Management described regional expansion as a key pillar. Campos said Ecuador surpassed 11,500 associates and 730 distributors at year-end, more than seven times the base at launch, and that Guatemala sales increased 50% since the beginning of 2025 alongside associate growth. Using Ecuador as an Andean “beachhead,” Campos said the company planned to launch operations in Colombia on March 2.

The company also detailed an agreement to acquire 100% of Tupperware’s Latin American business for $250 million, consisting of $215 million in debt-funded cash and $35 million in BeFra shares. Management said the transaction includes operations in Mexico and Brazil, two production facilities, and a perpetual royalty-free license for the Tupperware brand across Latin America. Closing is expected in the second quarter of 2026, subject to customary regulatory approvals.

Campos said the deal is intended to unlock growth through innovation, technology, and BeFra’s commercial model, while providing entry into Brazil and creating opportunities for cross-market synergies. He also pointed to sourcing benefits from manufacturing capacity in Mexico and Brazil. Management described the purchase as attractive at an implied 3.1x enterprise value-to-EBITDA multiple and said it is expected to be accretive, with an estimated 40% EPS accretion based on purchase price assumptions.

Outlook themes: more stable consumption, inventory normalization, and mid-single-digit growth target

In the Q&A, Campos said the Mexican consumer experienced “a slight contraction or deceleration” in 2025, but he expects 2026 to be “more stable,” citing factors such as decreasing interest rates and more stable inflation. He also said the company was seeing “general better consumption trends” in January and early February.

On inventories, management said levels declined from roughly MXN 2.5 billion at the start of 2025 to about MXN 2.0 billion at year-end, and that the company is “very close to optimal inventory levels.” They said 2026 should not see another extraordinary inventory reduction, with perhaps MXN 100 million to MXN 200 million of additional opportunity.

Campos also addressed the company’s 2026 growth expectations discussed on the call, pointing to a more stable consumption backdrop, internal initiatives in Mexico across Betterware and Jafra, continued improvement at Jafra U.S., and incremental contributions from expansion efforts in Ecuador and Colombia.

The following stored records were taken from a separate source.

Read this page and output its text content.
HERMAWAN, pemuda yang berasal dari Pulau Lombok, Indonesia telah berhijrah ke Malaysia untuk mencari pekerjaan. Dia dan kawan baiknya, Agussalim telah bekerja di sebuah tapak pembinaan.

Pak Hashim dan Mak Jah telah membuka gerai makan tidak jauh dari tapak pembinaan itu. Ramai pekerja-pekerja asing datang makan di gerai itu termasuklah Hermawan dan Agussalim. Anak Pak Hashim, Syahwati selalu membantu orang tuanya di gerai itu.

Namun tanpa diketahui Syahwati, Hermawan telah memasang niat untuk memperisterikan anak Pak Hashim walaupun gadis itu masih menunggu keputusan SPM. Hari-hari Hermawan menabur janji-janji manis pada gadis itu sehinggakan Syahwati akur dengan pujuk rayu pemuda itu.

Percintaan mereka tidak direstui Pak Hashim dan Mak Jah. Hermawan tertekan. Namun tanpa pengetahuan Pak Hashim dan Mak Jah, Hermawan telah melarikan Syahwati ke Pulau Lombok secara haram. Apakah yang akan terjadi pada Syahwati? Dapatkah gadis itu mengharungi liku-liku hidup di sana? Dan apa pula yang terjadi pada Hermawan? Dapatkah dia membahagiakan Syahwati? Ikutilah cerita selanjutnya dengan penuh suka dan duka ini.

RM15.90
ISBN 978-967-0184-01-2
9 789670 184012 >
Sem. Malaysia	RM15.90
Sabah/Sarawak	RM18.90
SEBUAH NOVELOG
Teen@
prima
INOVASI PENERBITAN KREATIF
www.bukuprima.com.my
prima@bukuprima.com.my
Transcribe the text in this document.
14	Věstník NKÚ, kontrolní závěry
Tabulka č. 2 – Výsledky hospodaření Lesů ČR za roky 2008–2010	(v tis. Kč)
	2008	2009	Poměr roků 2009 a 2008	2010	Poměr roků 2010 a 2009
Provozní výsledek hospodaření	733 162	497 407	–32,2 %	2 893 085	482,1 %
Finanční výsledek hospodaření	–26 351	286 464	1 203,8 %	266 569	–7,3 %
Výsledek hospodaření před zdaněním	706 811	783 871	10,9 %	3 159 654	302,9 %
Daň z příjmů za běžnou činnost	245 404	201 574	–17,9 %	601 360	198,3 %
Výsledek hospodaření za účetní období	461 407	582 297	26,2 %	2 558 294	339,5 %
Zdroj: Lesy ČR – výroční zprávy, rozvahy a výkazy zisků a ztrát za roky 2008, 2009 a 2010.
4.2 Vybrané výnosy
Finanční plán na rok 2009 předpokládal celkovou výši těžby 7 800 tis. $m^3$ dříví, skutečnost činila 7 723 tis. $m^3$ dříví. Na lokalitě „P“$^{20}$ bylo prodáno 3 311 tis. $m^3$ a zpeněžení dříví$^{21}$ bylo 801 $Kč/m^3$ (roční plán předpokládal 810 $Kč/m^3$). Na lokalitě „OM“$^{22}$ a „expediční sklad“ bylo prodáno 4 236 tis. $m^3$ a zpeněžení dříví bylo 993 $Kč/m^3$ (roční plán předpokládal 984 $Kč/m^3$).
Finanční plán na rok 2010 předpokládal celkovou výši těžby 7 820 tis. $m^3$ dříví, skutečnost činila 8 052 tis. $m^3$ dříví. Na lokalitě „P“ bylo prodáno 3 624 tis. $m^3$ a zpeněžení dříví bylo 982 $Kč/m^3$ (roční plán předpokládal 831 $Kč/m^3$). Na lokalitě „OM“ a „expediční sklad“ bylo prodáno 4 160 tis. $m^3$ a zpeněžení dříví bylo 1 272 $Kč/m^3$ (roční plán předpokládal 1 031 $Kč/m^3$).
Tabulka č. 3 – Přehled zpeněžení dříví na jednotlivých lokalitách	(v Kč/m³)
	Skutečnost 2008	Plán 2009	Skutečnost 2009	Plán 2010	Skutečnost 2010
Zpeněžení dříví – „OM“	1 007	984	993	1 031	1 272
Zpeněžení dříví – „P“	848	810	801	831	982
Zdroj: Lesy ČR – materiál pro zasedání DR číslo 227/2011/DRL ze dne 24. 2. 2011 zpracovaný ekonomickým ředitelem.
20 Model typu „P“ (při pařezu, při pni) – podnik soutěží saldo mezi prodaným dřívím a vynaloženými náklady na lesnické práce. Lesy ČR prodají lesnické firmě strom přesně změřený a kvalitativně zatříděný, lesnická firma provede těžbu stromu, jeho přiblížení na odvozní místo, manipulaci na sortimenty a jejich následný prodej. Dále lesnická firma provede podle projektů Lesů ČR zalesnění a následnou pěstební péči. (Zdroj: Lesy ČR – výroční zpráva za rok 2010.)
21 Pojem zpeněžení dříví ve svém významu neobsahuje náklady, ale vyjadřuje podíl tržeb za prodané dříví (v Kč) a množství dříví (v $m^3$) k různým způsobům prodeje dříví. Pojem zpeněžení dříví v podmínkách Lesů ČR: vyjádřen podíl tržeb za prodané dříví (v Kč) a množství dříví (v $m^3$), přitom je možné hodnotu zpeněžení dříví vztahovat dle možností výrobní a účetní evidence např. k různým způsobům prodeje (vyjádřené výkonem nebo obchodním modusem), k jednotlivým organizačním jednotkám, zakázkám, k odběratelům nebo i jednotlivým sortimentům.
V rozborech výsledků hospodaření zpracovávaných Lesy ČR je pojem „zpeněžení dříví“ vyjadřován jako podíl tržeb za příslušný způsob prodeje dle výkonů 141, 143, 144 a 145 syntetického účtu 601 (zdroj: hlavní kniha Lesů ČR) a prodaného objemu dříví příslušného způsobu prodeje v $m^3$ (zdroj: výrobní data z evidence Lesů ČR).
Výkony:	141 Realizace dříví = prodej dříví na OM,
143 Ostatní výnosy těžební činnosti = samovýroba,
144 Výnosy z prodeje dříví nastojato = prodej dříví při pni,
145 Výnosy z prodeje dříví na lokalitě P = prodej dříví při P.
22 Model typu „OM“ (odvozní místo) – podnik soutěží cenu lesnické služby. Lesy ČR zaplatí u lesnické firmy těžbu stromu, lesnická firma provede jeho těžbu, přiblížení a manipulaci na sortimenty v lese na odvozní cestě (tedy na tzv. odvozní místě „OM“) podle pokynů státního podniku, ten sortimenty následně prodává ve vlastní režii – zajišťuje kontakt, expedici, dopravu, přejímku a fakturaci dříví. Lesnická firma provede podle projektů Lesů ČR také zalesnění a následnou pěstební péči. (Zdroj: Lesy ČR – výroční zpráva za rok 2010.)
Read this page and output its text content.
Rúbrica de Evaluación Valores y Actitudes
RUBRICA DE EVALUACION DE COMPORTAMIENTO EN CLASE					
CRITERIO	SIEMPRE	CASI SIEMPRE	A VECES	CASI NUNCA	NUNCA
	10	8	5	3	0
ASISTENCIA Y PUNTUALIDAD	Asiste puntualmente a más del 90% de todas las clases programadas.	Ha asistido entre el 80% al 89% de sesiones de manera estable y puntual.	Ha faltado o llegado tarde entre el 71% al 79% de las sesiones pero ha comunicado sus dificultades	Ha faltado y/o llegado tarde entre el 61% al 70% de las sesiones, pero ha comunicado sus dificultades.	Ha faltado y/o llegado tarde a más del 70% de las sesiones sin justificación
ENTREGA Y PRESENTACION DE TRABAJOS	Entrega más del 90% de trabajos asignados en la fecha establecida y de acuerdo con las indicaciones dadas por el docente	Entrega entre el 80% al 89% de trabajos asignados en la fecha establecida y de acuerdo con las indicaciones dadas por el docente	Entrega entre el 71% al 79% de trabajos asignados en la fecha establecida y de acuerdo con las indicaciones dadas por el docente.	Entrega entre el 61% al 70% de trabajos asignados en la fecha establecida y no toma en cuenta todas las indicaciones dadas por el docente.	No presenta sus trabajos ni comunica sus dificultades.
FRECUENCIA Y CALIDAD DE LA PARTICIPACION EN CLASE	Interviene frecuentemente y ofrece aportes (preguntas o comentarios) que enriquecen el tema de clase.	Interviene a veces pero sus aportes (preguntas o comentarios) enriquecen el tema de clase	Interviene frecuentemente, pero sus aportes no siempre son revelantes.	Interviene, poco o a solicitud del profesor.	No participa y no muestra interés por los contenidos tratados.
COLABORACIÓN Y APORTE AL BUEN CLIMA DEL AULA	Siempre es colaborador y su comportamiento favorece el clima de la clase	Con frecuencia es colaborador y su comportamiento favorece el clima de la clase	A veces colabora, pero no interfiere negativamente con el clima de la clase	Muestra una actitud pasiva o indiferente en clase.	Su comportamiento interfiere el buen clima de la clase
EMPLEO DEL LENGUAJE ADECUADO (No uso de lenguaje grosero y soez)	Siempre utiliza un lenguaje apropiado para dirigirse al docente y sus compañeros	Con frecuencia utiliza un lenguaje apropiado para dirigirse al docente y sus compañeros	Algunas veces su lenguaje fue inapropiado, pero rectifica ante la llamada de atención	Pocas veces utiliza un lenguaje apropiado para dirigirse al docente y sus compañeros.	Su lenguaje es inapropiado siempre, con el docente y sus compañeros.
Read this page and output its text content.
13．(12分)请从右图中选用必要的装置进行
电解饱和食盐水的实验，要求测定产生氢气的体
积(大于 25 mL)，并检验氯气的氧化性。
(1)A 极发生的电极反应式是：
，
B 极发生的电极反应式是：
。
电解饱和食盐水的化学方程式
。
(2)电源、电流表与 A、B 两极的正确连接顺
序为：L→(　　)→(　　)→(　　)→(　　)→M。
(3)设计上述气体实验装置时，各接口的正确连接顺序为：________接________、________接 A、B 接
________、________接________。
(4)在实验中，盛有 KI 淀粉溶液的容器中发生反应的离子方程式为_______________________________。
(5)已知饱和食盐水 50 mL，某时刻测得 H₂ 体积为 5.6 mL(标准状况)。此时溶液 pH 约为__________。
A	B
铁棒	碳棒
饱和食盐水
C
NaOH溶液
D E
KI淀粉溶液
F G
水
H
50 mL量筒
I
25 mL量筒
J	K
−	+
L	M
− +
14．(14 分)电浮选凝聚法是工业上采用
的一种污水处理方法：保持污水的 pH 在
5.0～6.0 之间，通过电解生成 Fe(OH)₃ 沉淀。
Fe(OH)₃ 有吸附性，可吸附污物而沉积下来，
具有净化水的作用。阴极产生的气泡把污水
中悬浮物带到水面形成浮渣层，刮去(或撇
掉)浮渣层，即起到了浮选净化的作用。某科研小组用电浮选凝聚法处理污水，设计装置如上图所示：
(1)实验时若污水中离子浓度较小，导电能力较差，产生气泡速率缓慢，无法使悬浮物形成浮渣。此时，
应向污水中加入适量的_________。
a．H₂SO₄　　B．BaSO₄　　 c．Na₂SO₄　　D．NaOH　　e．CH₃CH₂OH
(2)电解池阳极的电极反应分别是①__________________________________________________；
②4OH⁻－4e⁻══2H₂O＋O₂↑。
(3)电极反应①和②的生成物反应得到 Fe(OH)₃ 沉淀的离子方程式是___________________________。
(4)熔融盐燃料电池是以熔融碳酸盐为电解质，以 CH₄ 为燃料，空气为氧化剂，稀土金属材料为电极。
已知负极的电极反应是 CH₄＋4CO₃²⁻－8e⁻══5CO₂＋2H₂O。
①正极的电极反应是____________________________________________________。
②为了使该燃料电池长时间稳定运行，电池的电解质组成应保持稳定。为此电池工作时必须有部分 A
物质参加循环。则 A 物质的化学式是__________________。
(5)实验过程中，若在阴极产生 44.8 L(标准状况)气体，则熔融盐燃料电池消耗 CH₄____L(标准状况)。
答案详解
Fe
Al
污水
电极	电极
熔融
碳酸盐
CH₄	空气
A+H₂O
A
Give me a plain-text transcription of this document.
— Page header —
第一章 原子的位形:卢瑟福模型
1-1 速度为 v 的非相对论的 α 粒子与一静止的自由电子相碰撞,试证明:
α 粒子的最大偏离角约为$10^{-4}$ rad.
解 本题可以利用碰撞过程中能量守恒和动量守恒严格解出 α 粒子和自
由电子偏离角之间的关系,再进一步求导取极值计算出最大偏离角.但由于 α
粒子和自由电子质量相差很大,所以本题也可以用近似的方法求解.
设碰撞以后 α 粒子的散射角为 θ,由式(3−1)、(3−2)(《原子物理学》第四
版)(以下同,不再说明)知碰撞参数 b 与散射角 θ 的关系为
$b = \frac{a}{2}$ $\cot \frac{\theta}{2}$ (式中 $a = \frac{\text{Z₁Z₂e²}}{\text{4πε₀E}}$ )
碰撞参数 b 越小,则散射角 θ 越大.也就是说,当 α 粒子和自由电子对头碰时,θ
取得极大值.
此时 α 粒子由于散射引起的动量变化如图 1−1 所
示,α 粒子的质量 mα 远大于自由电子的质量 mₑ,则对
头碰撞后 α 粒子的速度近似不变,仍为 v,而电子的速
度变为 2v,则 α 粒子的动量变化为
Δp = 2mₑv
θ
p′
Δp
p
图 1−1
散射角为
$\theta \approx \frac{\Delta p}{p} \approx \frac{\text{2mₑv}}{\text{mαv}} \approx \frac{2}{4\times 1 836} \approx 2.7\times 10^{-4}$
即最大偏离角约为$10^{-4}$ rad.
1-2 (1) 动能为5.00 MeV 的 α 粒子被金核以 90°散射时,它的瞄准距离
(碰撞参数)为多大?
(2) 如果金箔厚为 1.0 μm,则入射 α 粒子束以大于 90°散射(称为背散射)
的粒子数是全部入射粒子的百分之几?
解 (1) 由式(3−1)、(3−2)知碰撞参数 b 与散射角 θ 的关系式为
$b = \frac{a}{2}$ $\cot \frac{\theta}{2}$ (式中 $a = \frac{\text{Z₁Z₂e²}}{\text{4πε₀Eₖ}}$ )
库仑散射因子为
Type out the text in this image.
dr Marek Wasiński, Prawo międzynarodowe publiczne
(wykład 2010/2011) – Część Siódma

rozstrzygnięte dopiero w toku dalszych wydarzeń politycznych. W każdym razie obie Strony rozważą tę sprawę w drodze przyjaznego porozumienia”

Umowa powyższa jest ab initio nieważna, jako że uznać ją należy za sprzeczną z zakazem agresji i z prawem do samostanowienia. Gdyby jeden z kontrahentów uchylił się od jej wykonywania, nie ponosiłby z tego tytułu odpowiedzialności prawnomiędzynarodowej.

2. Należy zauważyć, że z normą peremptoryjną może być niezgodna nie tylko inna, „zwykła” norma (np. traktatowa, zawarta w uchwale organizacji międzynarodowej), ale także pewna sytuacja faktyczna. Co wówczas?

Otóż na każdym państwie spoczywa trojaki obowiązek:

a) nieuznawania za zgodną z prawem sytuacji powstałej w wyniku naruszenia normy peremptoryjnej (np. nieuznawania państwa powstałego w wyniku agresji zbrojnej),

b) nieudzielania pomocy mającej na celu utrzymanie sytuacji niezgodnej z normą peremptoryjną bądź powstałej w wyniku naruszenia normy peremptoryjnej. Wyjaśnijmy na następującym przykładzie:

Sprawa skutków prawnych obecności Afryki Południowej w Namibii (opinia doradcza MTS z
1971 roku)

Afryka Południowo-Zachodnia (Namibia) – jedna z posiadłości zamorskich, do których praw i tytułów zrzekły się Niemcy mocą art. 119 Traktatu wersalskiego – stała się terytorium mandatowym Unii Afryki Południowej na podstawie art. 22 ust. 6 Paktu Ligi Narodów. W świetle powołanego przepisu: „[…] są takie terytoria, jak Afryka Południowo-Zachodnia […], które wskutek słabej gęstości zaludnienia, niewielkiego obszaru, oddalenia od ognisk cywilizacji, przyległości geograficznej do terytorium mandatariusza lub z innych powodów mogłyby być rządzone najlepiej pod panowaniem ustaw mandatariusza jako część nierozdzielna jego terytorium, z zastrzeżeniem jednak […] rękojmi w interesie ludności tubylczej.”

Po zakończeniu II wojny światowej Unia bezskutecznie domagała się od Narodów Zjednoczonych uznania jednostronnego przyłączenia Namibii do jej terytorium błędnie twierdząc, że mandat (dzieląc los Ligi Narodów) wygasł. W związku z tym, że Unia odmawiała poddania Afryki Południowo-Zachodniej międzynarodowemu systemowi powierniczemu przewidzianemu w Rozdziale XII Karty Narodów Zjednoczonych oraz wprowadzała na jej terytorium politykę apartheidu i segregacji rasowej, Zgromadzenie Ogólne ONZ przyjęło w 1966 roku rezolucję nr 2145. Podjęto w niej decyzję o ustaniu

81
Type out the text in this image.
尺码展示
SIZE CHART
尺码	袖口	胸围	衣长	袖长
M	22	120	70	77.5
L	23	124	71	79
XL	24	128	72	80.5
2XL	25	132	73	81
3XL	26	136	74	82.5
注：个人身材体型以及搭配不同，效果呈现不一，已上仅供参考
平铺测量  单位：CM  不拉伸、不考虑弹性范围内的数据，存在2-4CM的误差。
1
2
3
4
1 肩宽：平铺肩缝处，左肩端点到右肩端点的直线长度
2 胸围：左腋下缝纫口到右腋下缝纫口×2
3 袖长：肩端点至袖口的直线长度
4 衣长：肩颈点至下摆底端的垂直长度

On profitability, management reiterated an EBITDA margin framework of 19% or above at the group level, noting potential investments and factors such as work related to the Tupperware transaction.

Campos concluded that 2025 underscored the resilience of BeFra’s platform, citing strengthened profitability after a difficult start to the year, strong cash flow generation, reduced leverage, progress in regional expansion and digital transformation, and preparations to add a new brand in 2026.

About Betterware de Mexico SAPI de C (NYSE:BWMX)

Betterware de Mexico SAPI de C.V. is a Mexico City–based home solutions company that designs, sources and distributes a broad portfolio of organizational and household products. Through a direct-to-consumer model, Betterware offers storage and organization items, kitchenware, cleaning tools, personal care accessories and pet care products. The company leverages both digital channels and a catalog-driven distribution network to reach end customers, pairing an e-commerce platform with an independent sales advisor network.

Founded in 1995, Betterware has built a multi-channel sales infrastructure that relies on regional distribution centers and a large community of independent representatives.